FM Global has released a new Resilience Index that ranks 130 countries in terms of their susceptibility to supply chain disruptions and provides companies an online tool to assist in making supply chain decisions.
Johnston, R.I.-based FM Global developed the index with Oxford, England-based analytics and advisory firm Oxford Metrica using data from independent third-party sources as well as FM Global's RiskMark benchmarking algorithm, which measures the risk quality of more than 100,000 insured commercial properties around the world.
The index is based on nine factors: gross domestic product per capita, political risk, oil intensity — a measure of a country's vulnerability to changes in oil prices and supply, natural hazards exposure, the quality of the country's natural hazard risk management, the quality of the country's fire risk management, how well the country controls corruption, the quality of its infrastructure and the quality of local suppliers.
“These nine factors correlated the best and we felt gave us something that was legitimate and something that would be useful,” said Jonathan Hall, executive vice president at FM Global.
The online tool allows users to examine individual countries rankings and the factors contributing to those rankings from 2011 to 2014.
“From my standpoint it's about understanding the hazards,” Mr. Hall said. “Companies — once they understand the hazards — generally make good decisions.”
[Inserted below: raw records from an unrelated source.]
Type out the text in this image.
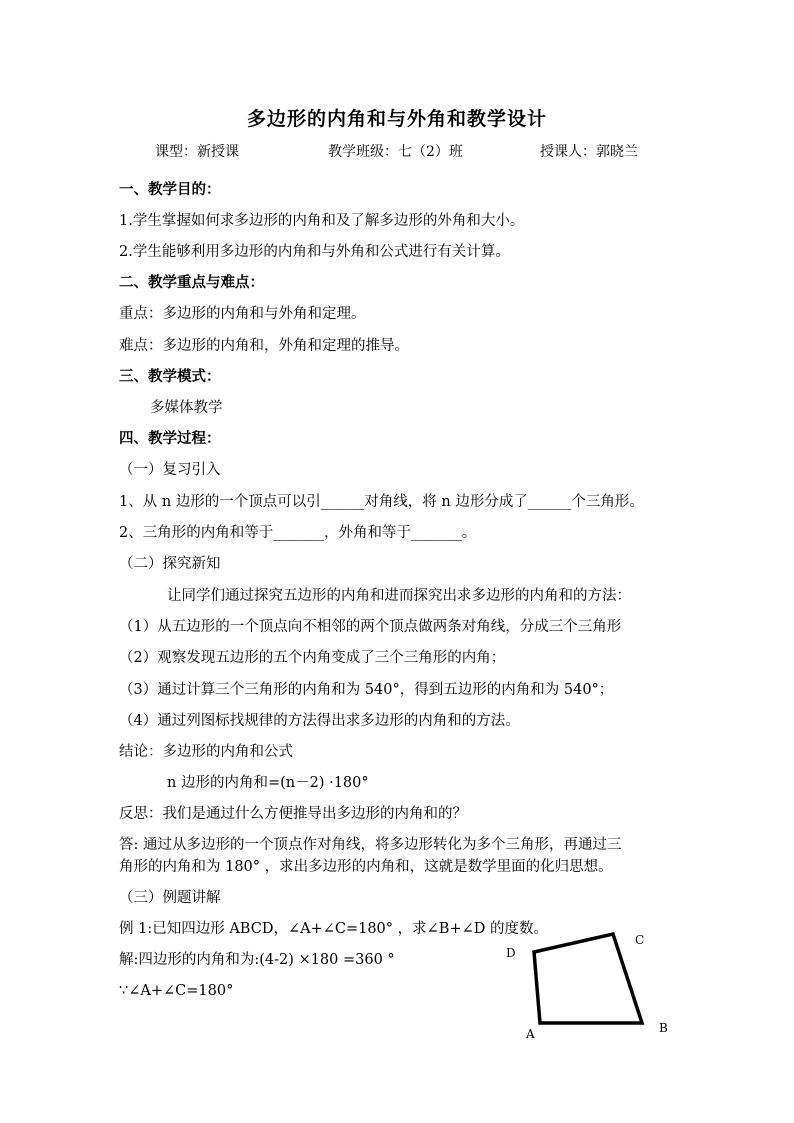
多边形的内角和与外角和教学设计
课型：新授课	教学班级：七（2）班	授课人：郭晓兰
一、教学目的：
1.学生掌握如何求多边形的内角和及了解多边形的外角和大小。
2.学生能够利用多边形的内角和与外角和公式进行有关计算。
二、教学重点与难点：
重点：多边形的内角和与外角和定理。
难点：多边形的内角和，外角和定理的推导。
三、教学模式：
多媒体教学
四、教学过程：
（一）复习引入
1、从 n 边形的一个顶点可以引______对角线，将 n 边形分成了______个三角形。
2、三角形的内角和等于_______，外角和等于_______。
（二）探究新知
让同学们通过探究五边形的内角和进而探究出求多边形的内角和的方法：
（1）从五边形的一个顶点向不相邻的两个顶点做两条对角线，分成三个三角形
（2）观察发现五边形的五个内角变成了三个三角形的内角；
（3）通过计算三个三角形的内角和为 540°，得到五边形的内角和为 540°；
（4）通过列图标找规律的方法得出求多边形的内角和的方法。
结论：多边形的内角和公式
n 边形的内角和=(n－2) ·180°
反思：我们是通过什么方便推导出多边形的内角和的？
答: 通过从多边形的一个顶点作对角线，将多边形转化为多个三角形，再通过三
角形的内角和为 180° ，求出多边形的内角和，这就是数学里面的化归思想。
（三）例题讲解
例 1:已知四边形 ABCD，∠A+∠C=180° ，求∠B+∠D 的度数。
解:四边形的内角和为:(4-2) ×180 =360 °
∵∠A+∠C=180°
D
C
A	B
“We're very hopeful that this will be a big help to risk managers, CFOs and other business leaders,” Mr. Hall said.
The index, which will be updated annually, found Norway, Switzerland and Canada as the countries most resilient to supply chain disruption, while Kyrgyzstan, Venezuela and the Dominican Republic were the countries with the lowest levels of supply chain resilience.
In a statement, Margareta Wahlström, the United Nations special representative of the secretary-general for disaster risk reduction, said the index could also be valuable to countries trying to identify factors that could make them more disaster resilient.